IAM

Fish, phish, spear phishing…not catch and release!

By May 22, 2018 No Comments

According to research, 91% of cyberattacks and the resulting data breach begin with “spear phishing.”  And who do you think has been identified as the weak link in IT security that enabled those breaches?  Research pin points you…one of the company’s end users.

Spear phishing is a targeted attack (against specific groups such as employees of a company) in an attempt to undermine that company by using tactics to convince employees to do something to gain access to proprietary data or company systems.  Usually the message may appear to come from a recognizable authority from the company who may ask for information such as IDs and passwords.

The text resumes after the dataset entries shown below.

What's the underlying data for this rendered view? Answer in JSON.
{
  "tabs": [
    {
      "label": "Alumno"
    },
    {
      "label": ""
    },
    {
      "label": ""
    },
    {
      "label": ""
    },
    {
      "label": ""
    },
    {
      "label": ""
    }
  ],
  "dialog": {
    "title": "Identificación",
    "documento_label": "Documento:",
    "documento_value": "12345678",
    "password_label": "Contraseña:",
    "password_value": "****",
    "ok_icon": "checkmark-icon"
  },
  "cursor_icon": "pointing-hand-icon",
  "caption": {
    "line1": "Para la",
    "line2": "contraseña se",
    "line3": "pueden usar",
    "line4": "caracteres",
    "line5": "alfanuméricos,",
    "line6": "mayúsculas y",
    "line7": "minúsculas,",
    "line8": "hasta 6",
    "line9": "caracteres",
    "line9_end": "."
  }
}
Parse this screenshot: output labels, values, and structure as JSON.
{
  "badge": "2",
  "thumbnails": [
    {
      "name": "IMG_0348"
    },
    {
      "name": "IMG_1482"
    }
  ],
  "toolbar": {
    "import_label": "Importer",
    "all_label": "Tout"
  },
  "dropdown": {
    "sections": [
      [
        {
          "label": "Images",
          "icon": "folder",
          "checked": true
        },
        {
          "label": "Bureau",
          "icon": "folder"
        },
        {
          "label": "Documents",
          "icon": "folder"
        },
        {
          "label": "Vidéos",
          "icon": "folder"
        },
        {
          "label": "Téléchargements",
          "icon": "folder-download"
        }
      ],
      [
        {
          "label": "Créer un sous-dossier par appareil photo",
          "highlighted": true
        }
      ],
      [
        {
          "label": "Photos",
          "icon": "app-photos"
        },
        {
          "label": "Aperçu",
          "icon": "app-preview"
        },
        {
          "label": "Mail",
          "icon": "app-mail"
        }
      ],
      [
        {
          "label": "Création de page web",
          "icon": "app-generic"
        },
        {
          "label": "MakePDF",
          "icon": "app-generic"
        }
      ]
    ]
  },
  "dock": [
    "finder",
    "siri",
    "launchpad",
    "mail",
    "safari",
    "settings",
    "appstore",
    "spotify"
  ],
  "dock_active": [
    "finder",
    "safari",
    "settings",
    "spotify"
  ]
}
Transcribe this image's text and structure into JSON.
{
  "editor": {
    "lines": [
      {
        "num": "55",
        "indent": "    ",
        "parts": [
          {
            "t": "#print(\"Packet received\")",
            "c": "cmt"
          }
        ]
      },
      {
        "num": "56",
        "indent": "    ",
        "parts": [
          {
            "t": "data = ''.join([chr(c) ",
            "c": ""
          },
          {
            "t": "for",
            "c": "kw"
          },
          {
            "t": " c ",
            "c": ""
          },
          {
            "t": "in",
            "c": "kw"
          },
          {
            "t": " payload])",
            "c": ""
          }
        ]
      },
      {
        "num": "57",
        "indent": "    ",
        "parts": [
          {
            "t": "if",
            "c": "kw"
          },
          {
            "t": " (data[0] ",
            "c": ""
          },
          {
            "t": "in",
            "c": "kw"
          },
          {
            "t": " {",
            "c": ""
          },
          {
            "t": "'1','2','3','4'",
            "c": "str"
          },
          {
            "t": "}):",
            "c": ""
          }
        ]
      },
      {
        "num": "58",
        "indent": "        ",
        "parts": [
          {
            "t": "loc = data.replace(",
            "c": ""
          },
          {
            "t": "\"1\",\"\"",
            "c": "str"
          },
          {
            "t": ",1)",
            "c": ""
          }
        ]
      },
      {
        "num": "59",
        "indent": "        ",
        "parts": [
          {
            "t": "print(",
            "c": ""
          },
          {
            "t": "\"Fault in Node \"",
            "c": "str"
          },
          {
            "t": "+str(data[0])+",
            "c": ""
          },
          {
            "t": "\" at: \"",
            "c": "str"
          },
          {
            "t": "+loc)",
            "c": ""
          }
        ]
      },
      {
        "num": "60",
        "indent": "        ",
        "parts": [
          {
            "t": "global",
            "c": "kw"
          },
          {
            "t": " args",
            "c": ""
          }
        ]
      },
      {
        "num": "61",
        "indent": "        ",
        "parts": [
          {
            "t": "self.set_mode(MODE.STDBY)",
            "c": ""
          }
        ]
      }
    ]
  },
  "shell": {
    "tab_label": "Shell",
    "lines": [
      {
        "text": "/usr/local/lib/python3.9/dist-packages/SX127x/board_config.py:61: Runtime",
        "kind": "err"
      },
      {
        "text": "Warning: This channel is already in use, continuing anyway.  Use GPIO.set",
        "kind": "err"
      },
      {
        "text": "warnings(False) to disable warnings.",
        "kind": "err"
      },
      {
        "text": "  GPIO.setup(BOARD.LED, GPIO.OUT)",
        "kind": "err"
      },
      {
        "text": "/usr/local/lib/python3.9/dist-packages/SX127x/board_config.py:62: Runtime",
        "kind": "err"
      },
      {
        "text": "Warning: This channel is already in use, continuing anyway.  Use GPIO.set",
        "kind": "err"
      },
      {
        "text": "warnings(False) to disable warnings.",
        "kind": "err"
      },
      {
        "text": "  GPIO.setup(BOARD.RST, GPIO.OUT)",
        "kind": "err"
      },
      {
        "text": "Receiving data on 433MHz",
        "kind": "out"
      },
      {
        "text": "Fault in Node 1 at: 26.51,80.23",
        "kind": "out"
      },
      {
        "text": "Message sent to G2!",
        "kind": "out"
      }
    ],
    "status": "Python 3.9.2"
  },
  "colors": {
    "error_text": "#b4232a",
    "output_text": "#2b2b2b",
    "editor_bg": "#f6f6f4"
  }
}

Spear phishing success means that your brand and trust in your brand can be destroyed if news of the data breach reaches the public. And when that happens, according to research, 60% of your customers will think about moving their business and 30% will actually do so.

A few years back, The Wall Street Journal carried a story about a former New York State CIO’s use of fake phishing emails to test the awareness of some 10,000 New York state employees.  What he found was that even after training, about 15% of the phished recipients access the fake URL and tried to enter their passwords…yes…even after training.  You may say to yourself…it is so obvious that no one should provide that kind of information.  And yet, the evidence of firms losing money points to the fact that phishing methods work.  Put simply, there are people who inevitably click on links in phishing emails.

So, what do you do when you’ve been hooked by a spear phisher? 
As a general rule of thumb, the affected users’ passwords need to be changed…whether or not there’s evidence of a serious breach because you’ll never be 100% sure that the victims were not completed compromised.   An attacker who now has the keys to open the data doors, can open them at any time…and probably not when you expect them to be opened.

So how do you keep your business safe?
For most emergencies, there are protocols. What is the protocol in this emergency?  The protocol is proactive protocol.  Invest in a password management system.  Make sure you have a password solution with multifactor authentication. It is the most basic way to prevent hackers from breaking into your accounts with a stolen password.   And with those inevitable “clickers,” with a true enterprise system in place, if there is a suspicion of an attack, the company can quickly notify end users especially with end users who may be unware that they compromised the company or shy in reporting such a misstep.

ILANTUS has a multi-factor authentication password management tool that admins can access immediately send a message to the entire AD base with a URL for each user to immediately change their password.  The beauty of this product is that it is self-service – all users can change their passwords in a small amount of time unlike users who are forced to use a Service Desk.  Recently, we heard about a company breach that sent 1000 users to their Service Desk.  Those password changes took time, backed up the service desk, backed up the end users ability to continue to work and ended up costing the company a lot of money per service ticket.

If you think your organization is safe from a phishing attack because you haven’t yet been targeted, think again.  Think about protecting the company with a true enterprise password management solution.